Portal pain stops projects' gain

Poorly constructed business cases and inflated business expectations will hamper about 40 percent of portal, document and content management, and collaborations projects in the year ahead.

These are the findings of Meta Group content and collaboration strategies senior program director John Brand, who believes that many portals created by organizations are simply ‘the world’s most expensive company newsletter’.

"There’s been no strong business case behind the development of these portals, the simple stuff has been done, but the complex issues have been under budgeted, leaving integration unaccounted for," Brand said.

One of the main problems that both vendor and user need to address, he said, is ‘empty’ and ‘useless’ portals, which organizations are not using to their full potential.

"The portal can often be viewed as a glorified intranet, businesses are not making use of things like process automation capabilities; they’re simply using the menial applications that don’t really contribute to an organization," Brand said.

He said no one out there is tackling the ‘useless’ portal problem, although Plumtree has probably been the most active in highlighting and addressing the problem and Plumtree's vice president of product marketing and management Glenn Kelman has it in his sights.

Kelman said it's strange, in the Asia-Pacific region, that you have to bust your butt to make clear to customers the importance of knowing what they want from a portal. "A lot of the time they’ve simply read about it in a magazine and decided to initiate a project," he said.

"At Plumtree, we try to be much more deliberate about building a business case, and talk to our customers about filling their portals with real applications, which deliver value to the customer."

Plumtree’s latest initiative has been to work together with Australian-based consulting company Collaborative Technologies, to release Web Applications Catalog as part of its Governance Solution.

Available now, the solutions are part of a new services offering based on Plumtree Content Server for documenting and governing the creation of Web applications throughout the enterprise.

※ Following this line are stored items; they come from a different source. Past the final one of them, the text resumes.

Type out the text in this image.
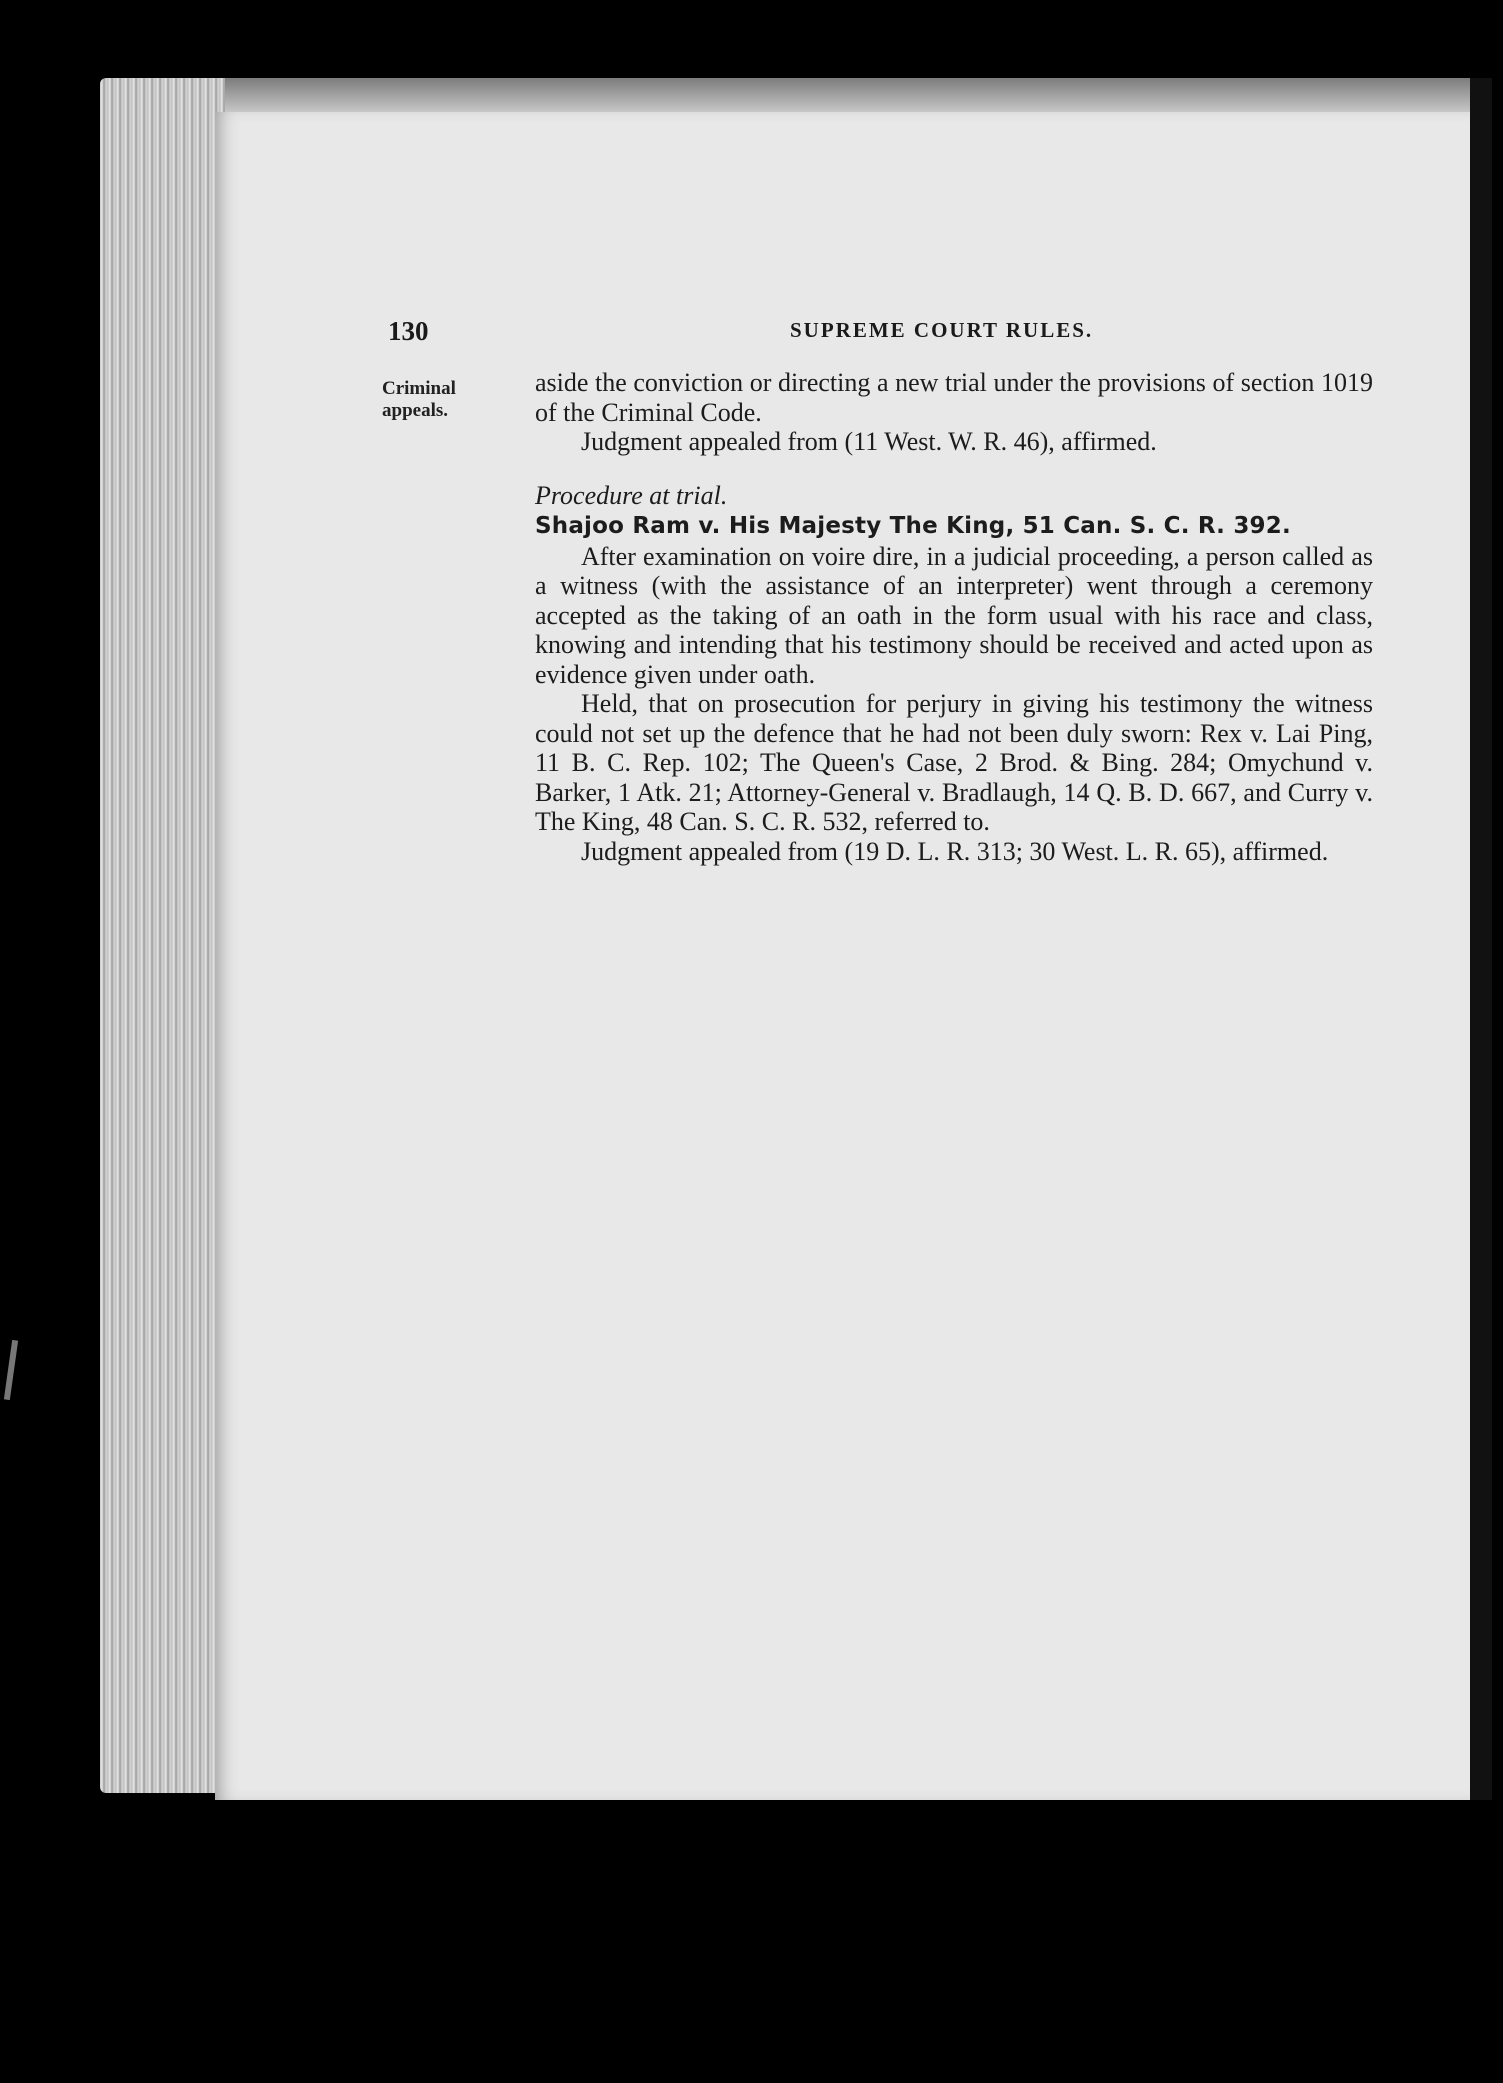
130	SUPREME COURT RULES.
Criminal
appeals.

aside the conviction or directing a new trial under the provisions of section 1019 of the Criminal Code.

Judgment appealed from (11 West. W. R. 46), affirmed.

Procedure at trial.

Shajoo Ram v. His Majesty The King, 51 Can. S. C. R. 392.

After examination on voire dire, in a judicial proceeding, a person called as a witness (with the assistance of an interpreter) went through a ceremony accepted as the taking of an oath in the form usual with his race and class, knowing and intending that his testimony should be received and acted upon as evidence given under oath.

Held, that on prosecution for perjury in giving his testimony the witness could not set up the defence that he had not been duly sworn: Rex v. Lai Ping, 11 B. C. Rep. 102; The Queen's Case, 2 Brod. & Bing. 284; Omychund v. Barker, 1 Atk. 21; Attorney-General v. Bradlaugh, 14 Q. B. D. 667, and Curry v. The King, 48 Can. S. C. R. 532, referred to.

Judgment appealed from (19 D. L. R. 313; 30 West. L. R. 65), affirmed.
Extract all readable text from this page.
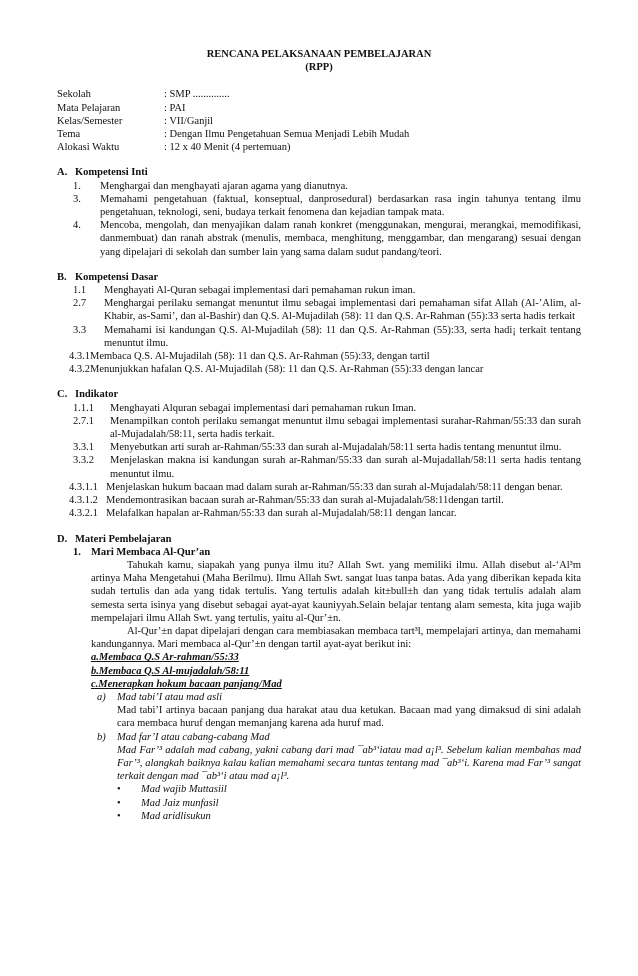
RENCANA PELAKSANAAN PEMBELAJARAN
(RPP)
Sekolah	: SMP ..............
Mata Pelajaran	: PAI
Kelas/Semester	: VII/Ganjil
Tema	: Dengan Ilmu Pengetahuan Semua Menjadi Lebih Mudah
Alokasi Waktu	: 12 x 40 Menit (4 pertemuan)
A. Kompetensi Inti
1.	Menghargai dan menghayati ajaran agama yang dianutnya.
3.	Memahami pengetahuan (faktual, konseptual, danprosedural) berdasarkan rasa ingin tahunya tentang ilmu pengetahuan, teknologi, seni, budaya terkait fenomena dan kejadian tampak mata.
4.	Mencoba, mengolah, dan menyajikan dalam ranah konkret (menggunakan, mengurai, merangkai, memodifikasi, danmembuat) dan ranah abstrak (menulis, membaca, menghitung, menggambar, dan mengarang) sesuai dengan yang dipelajari di sekolah dan sumber lain yang sama dalam sudut pandang/teori.
B. Kompetensi Dasar
1.1	Menghayati Al-Quran sebagai implementasi dari pemahaman rukun iman.
2.7	Menghargai perilaku semangat menuntut ilmu sebagai implementasi dari pemahaman sifat Allah (Al-’Alim, al-Khabir, as-Sami’, dan al-Bashir) dan Q.S. Al-Mujadilah (58): 11 dan Q.S. Ar-Rahman (55):33 serta hadis terkait
3.3	Memahami isi kandungan Q.S. Al-Mujadilah (58): 11 dan Q.S. Ar-Rahman (55):33, serta hadi¡ terkait tentang menuntut ilmu.
4.3.1 Membaca Q.S. Al-Mujadilah (58): 11 dan Q.S. Ar-Rahman (55):33, dengan tartil
4.3.2 Menunjukkan hafalan Q.S. Al-Mujadilah (58): 11 dan Q.S. Ar-Rahman (55):33 dengan lancar
C. Indikator
1.1.1	Menghayati Alquran sebagai implementasi dari pemahaman rukun Iman.
2.7.1	Menampilkan contoh perilaku semangat menuntut ilmu sebagai implementasi surahar-Rahman/55:33 dan surah al-Mujadalah/58:11, serta hadis terkait.
3.3.1	Menyebutkan arti surah ar-Rahman/55:33 dan surah al-Mujadalah/58:11 serta hadis tentang menuntut ilmu.
3.3.2	Menjelaskan makna isi kandungan surah ar-Rahman/55:33 dan surah al-Mujadallah/58:11 serta hadis tentang menuntut ilmu.
4.3.1.1 Menjelaskan hukum bacaan mad dalam surah ar-Rahman/55:33 dan surah al-Mujadalah/58:11 dengan benar.
4.3.1.2 Mendemontrasikan bacaan surah ar-Rahman/55:33 dan surah al-Mujadalah/58:11dengan tartil.
4.3.2.1 Melafalkan hapalan ar-Rahman/55:33 dan surah al-Mujadalah/58:11 dengan lancar.
D. Materi Pembelajaran
1. Mari Membaca Al-Qur’an
Tahukah kamu, siapakah yang punya ilmu itu? Allah Swt. yang memiliki ilmu. Allah disebut al-‘Al³m artinya Maha Mengetahui (Maha Berilmu). Ilmu Allah Swt. sangat luas tanpa batas. Ada yang diberikan kepada kita sudah tertulis dan ada yang tidak tertulis. Yang tertulis adalah kit±bull±h dan yang tidak tertulis adalah alam semesta serta isinya yang disebut sebagai ayat-ayat kauniyyah.Selain belajar tentang alam semesta, kita juga wajib mempelajari ilmu Allah Swt. yang tertulis, yaitu al-Qur’±n.
Al-Qur’±n dapat dipelajari dengan cara membiasakan membaca tart³l, mempelajari artinya, dan memahami kandungannya. Mari membaca al-Qur’±n dengan tartil ayat-ayat berikut ini:
a.Membaca Q.S Ar-rahman/55:33
b.Membaca Q.S Al-mujadalah/58:11
c.Menerapkan hokum bacaan panjang/Mad
a)	Mad tabi’I atau mad asli
Mad tabi’I artinya bacaan panjang dua harakat atau dua ketukan. Bacaan mad yang dimaksud di sini adalah cara membaca huruf dengan memanjang karena ada huruf mad.
b)	Mad far’I atau cabang-cabang Mad
Mad Far’³ adalah mad cabang, yakni cabang dari mad ¯ab³‘iatau mad a¡l³. Sebelum kalian membahas mad Far’³, alangkah baiknya kalau kalian memahami secara tuntas tentang mad ¯ab³‘i. Karena mad Far’³ sangat terkait dengan mad ¯ab³‘i atau mad a¡l³.
•	Mad wajib Muttasiil
•	Mad Jaiz munfasil
•	Mad aridlisukun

With the Applications Catalog, organisations can establish processes for creating new applications, and help people to find any Web application registered in the Catalog, which is open to any application in the enterprise, regardless of whether it is powered by Plumtree’s Enterprise Web Suite or by competing technologies.

Rio Tinto has already deployed an early version of the Catalog to manage the applications, portlets and content available across its worldwide enterprise Web deployment.

"We needed a process for documenting what all these applications do, how they work and who is responsible for their maintenance," Rio Tinto leader for customer alignment for intranet development Nick Fouche said.